Summertime Berries is fruit picking time in the Pacific northwest. Fresh juicy ripe edible berries! Yum, yum, yum! We recently enjoyed a big pan of blackberry cobbler from these ripe berries we picked. And you can too. Foraging for wild edible berries is great fun. A rewarding outdoor activity for friends and family. Listed in this post are many of the most common and delicious edible berries to forage for.
Summertime Berries of the Northwest
Blackberries are a good berry to start with. Identifying Himalayan Blackberries is easy with a little research. And picking is straightforward and simple. And the best part, beside eating the delicious berries. Is you don't need much gear to do it.
Here is my recommended summertime berry picking gear list.
- 1-gallon bucket with a handle for each berry picker
- wide brim sun hat.
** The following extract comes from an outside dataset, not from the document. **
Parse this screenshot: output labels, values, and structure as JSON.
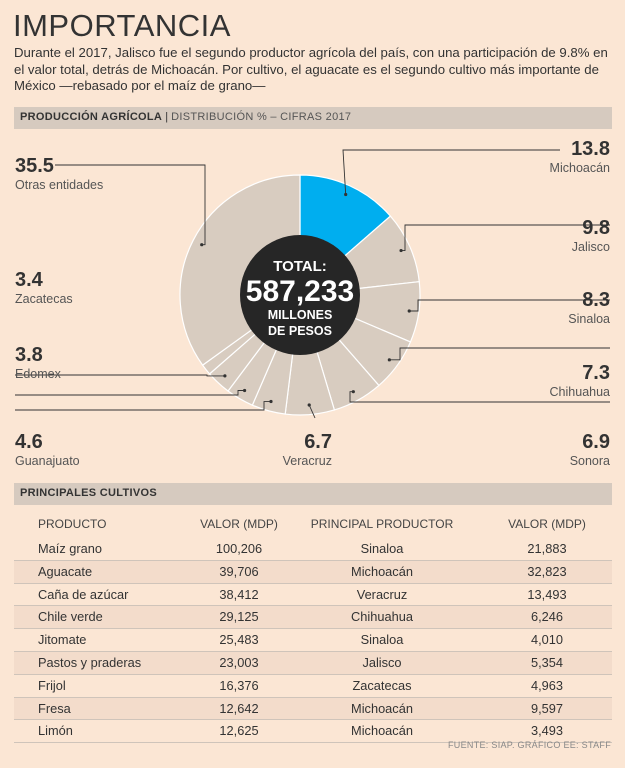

To keep the head, ears, and back of neck from getting sunburned
- long sleeved shirts. To keep the arms and upper body from getting scratched by thorns
- pants or trousers that cover down to the ankle. To keep the legs from getting scratched from the thorny berry vines
- sturdy shoes
- garden snips are helpful for snipping the large vines of the blackberry plants
- a hooked staff or walking stick for pulling vines withing reach and pushing vines out of your way.
Eating the freshly picked Blackberry
One of our favorite things to do with our fresh picked blackberries. Is to make homemade Blackberry cobbler. And no fooling, it's delicious! How do we best describe hot Blackberry Cobbler right from the oven? Wow! Add a scoop or two of vanilla ice cream on top. And you have a double wow!! Delicious!
How about adding some ripe and luscious wild blackberries to your Sourdough pancakes? We do, and it's a hit with the whole family.
Berries from the Elder shrub are edible but must be cooked first before eating. Here are some tips on the best way to pick elderberries and prepare them for use. We make a delicious syrup every fall from the ripe elderberries both sweet and savory.
The native Evergreen Huckleberry produces a much smaller berry than does the blackberry plant. Ripening middle to late August. Huckleberries are an important food for Black Bears in Oregon. Bears eat and depend on all berries for food. But especially the Evergreen Huckleberry to put on fat for winter.
Huckleberries can be eaten fresh, added to pancakes, smoothies, or eaten right off the shrub. Traditionally, these smaller fruit were crushed flat and dried for later use.
Thimbleberries begin to bloom in late April on the Oregon coast. Reddish in color and have the shape of an upside-down tiny bowl when still on the shrub. Thimbleberry is delicious and one of my favorite berries to eat as a trail snack.
The Salal, another northwest berry, is ripening fast. It is incredibly high in flavonoids. The Salal, historically, was used for strengthening capillaries-mucus membrane fragility. If you are susceptible to nose bleeds, eating these robust berries can be helpful. A terrific survival food, and when dried. The Salal berries can be stored to eat during the winter months.
Berries and Bears
If you're collecting berries in Grizzly Bear country - Wyoming, Montana, Idaho, Alaska, etc., be aware and be careful!
Make lots of noise when picking those rich and luscious wild fruit. One exceptionally large neighbor, the bear, is putting on fat for his long winter nap, and can be extremely focused and grumpy when eating. He may not notice you have sidled up next to him with your berry basket.
Berry Pickin Bears
If you happen to run into a Bear while out picking wild edible berries, and he takes your basket from you. My advice is to not argue.
In addition, bears don’t appreciate any negative comments regarding their delicate odor. I recommend to just tip your hat politely, and slowly, carefully back away from the bear, refrain from any rude gesturing and find another berry patch…far, far, away.
Berries and the Blackberry Boogie
A great song to warm up too before picking blackberries. Blackberry Boogie by Tennessee Ernie Ford
What else is there to say about berries, but, Happy picking!